Leading the list of lesser known potential candidates who would see a great boost should Huckabee decide to sit this one out are Former Pennsylvania Senator Rick Santorum whose faith and social stances would be attractive to Huckabee’s evangelical base as well as Former Minnesota Governor Tim Pawlenty, who has recently promised to reverse the repeal of the DADT policy. Also among those who would benefit from a Huckabee non-candidacy would be US Rep. Mike Pence and dark horse candidate Hermann Cain, who has been compared on many fronts to Palin.
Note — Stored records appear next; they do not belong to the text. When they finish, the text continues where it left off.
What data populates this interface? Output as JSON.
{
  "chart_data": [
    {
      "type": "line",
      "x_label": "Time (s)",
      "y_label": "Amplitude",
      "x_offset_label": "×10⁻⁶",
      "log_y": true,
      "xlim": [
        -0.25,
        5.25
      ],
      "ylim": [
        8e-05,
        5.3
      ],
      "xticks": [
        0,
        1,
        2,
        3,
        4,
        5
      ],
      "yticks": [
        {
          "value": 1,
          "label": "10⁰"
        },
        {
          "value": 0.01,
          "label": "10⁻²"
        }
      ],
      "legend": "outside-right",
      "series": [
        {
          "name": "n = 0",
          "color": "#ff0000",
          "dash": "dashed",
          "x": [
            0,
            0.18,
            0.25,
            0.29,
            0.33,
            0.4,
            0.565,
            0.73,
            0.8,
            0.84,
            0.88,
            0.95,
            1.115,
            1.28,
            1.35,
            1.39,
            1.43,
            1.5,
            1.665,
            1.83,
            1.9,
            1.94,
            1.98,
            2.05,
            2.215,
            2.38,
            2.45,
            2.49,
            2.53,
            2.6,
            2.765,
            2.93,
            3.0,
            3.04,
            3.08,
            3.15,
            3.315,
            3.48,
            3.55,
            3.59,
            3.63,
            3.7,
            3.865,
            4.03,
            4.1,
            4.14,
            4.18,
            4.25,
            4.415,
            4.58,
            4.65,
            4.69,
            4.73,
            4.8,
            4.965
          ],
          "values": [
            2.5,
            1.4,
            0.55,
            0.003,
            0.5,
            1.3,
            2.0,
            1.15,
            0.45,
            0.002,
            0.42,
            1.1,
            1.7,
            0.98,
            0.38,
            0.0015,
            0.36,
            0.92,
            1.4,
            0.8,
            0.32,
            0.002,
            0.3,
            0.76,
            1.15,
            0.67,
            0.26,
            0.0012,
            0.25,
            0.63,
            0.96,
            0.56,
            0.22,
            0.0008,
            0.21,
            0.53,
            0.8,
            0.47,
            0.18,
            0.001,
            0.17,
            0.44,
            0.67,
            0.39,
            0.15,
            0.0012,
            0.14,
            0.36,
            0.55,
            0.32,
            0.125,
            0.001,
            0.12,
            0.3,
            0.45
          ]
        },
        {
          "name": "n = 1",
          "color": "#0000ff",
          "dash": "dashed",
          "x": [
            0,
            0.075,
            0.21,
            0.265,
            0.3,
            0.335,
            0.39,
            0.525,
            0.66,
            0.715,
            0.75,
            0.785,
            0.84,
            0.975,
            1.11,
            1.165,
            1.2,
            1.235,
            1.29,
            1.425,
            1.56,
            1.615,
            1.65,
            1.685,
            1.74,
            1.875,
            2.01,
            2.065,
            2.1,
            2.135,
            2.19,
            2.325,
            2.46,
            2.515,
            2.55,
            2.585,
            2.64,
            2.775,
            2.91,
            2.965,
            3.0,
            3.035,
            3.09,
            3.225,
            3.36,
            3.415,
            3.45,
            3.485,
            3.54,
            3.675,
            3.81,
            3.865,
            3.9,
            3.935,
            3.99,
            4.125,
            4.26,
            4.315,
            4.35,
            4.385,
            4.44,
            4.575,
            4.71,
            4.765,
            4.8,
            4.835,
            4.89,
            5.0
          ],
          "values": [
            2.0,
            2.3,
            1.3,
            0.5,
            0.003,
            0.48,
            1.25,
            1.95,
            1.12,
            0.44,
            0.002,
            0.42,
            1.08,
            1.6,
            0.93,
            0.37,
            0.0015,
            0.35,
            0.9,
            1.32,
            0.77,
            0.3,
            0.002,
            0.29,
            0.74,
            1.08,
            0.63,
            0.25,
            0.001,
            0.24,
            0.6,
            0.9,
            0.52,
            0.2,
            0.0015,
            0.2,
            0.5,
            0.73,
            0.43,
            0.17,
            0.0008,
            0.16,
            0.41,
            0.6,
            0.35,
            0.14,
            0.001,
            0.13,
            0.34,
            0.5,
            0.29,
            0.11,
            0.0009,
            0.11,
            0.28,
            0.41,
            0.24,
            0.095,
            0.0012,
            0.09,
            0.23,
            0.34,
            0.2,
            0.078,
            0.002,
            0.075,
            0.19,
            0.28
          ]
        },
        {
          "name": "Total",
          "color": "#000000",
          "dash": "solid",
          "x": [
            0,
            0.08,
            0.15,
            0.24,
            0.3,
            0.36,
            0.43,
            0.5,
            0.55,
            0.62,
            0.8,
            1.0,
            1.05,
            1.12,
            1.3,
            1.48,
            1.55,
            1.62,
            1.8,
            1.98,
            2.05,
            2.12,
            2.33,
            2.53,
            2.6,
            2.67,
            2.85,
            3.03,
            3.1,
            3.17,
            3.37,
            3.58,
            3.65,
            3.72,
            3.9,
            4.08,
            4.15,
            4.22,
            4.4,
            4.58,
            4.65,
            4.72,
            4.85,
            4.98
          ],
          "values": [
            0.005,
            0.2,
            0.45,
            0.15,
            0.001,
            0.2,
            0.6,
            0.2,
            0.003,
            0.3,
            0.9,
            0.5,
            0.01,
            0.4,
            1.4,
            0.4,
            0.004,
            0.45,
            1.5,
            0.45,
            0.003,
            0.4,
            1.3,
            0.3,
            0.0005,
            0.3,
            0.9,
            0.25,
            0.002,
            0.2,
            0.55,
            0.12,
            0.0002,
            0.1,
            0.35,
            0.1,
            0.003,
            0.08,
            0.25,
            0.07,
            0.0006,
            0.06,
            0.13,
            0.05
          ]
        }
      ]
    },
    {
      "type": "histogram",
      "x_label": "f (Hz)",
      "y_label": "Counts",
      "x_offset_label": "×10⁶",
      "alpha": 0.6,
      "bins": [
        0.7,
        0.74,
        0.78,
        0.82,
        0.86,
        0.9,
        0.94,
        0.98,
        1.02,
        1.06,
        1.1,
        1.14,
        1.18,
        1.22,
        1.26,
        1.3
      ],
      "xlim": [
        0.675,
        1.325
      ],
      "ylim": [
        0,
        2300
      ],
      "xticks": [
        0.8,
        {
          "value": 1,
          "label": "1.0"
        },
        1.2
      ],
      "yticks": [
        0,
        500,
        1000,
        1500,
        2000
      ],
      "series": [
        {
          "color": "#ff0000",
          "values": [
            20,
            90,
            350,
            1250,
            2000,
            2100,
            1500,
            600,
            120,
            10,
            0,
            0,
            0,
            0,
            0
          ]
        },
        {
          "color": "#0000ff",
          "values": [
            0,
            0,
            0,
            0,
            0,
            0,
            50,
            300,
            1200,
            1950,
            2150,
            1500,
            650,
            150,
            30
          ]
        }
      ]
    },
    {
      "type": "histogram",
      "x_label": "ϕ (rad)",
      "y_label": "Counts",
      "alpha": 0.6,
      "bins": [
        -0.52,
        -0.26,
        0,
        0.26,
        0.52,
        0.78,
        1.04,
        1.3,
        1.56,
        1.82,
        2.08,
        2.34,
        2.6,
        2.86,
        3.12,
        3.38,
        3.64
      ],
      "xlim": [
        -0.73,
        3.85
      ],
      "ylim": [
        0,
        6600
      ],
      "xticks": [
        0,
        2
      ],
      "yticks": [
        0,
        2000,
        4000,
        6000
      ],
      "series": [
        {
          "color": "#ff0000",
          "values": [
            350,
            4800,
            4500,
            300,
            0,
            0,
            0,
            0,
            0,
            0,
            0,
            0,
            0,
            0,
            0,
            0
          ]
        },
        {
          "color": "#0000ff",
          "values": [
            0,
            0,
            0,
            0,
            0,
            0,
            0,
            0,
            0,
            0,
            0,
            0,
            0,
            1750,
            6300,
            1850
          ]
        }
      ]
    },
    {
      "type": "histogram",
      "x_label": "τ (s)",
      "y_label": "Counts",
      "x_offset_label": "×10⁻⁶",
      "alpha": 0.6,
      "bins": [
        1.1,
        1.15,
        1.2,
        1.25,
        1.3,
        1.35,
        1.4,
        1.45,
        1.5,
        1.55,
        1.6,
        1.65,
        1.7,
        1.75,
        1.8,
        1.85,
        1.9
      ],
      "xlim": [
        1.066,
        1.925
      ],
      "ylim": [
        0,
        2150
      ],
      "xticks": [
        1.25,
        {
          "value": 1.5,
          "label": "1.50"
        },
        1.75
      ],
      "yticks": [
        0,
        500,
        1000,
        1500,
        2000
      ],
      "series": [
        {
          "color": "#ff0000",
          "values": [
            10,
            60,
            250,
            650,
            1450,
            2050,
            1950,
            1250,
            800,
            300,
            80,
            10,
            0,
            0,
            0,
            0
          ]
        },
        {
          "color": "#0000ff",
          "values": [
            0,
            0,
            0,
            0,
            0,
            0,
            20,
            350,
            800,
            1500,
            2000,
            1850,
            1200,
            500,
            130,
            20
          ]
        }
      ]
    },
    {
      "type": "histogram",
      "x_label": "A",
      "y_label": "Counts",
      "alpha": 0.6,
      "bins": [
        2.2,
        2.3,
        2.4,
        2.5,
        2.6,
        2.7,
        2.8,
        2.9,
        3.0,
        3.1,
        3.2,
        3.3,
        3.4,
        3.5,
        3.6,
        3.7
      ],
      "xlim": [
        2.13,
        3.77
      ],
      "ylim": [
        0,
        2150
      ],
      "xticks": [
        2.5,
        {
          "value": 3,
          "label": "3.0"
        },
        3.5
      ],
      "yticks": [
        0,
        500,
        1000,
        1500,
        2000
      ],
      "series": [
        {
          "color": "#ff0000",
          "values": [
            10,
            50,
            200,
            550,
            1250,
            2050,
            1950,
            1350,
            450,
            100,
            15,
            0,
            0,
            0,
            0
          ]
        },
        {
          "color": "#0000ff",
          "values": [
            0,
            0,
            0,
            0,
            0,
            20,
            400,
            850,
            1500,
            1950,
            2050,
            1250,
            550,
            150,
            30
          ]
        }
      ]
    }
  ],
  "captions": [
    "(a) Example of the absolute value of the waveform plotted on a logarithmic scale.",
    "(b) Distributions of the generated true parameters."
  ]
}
It is still very early in the process but if early polling is any indication, Mike Huckabee potentially holds the cards for those candidates looking to garner the support of the evangelical right. It appears from early indications that as Huckabee goes, so will go that constituency. For the lesser known candidates, Huckabee’s decision to run or not to run could decide if they sink or swim in a primary. Now might be the time to be bartering for a endorsement from the Huck.